Popa was vice president of a Pensacola wholesale operation named Reel Fish and Seafood, which sold to restaurants and stores along the Gulf Coast. He pleaded guilty in September, admitting that he passed off imports of sutchi, swai and basa as grouper and other more expensive seafood from October 2004 until November 2006.
Popa also admitted the he instructed employees to change the harvest dates of expired oysters purchased from suppliers in Bayou La Batre and Bon Secour.
Popa, who recently moved to Las Vegas, said he lost millions of dollars as a result of his choices. But he added that he lamented the loss of his integrity more.
“I was guilty of this. And I allowed myself to really be influenced by money and intimidation,” he said. “I compromised my principles, and because of it, I’ve lost everything.”

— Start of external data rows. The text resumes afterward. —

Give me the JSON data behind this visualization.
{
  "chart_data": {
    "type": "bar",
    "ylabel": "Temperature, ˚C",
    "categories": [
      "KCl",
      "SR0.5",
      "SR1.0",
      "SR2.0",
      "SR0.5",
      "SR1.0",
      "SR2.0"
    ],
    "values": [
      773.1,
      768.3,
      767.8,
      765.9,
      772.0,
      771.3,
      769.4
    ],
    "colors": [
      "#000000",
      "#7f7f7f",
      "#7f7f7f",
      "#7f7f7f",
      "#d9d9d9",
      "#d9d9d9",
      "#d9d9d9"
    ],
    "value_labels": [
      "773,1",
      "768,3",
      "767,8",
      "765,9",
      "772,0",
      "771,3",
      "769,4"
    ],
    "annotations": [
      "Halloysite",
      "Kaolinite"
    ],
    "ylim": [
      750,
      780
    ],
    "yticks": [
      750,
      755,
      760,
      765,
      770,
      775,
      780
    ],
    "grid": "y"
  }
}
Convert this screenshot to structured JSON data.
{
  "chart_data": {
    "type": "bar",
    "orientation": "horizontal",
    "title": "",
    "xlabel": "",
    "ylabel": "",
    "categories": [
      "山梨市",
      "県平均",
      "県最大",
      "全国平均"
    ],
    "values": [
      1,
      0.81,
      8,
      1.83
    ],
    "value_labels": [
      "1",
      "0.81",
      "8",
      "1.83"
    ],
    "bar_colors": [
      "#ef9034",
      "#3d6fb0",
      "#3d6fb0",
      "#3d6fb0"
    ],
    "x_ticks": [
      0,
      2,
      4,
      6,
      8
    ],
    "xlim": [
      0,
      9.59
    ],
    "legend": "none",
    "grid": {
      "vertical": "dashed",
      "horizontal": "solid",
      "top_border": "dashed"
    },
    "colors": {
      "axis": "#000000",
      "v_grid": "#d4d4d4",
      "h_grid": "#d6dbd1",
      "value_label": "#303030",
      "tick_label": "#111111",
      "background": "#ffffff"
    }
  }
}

Federal Defender Carlos Williams sought a sentence that would have allowed his client to avoid prison. Jessica Plasse, an advanced practice registered nurse from Connecticut who began treating Popa last year, testified by phone that he suffers from a large number of medical conditions. Among them: Type II diabetes, hypertension, asthma, sleep apnea, morbid obesity and vision difficulties.
Plasse said that while the conditions aren’t rare, it’s unusual to battle so many simultaneously. She said that prison likely would endanger his health.
“I think he would be extremely burdensome to the staff there,” she said. “I think he would be at great risk of hypoglycemia. I think it would be very difficult to get his blood sugar in any type of control at all.”
Assistant Attorney General Susan Park countered that officials from the U.S. Bureau of Prisons have certified that they have the capacity to care for Popa.
Park argued that a sentence of a year and 11 months in prison, which was half the punishment called for under advisory guidelines, would be fair and would take into account the assistance he provided to law enforcement.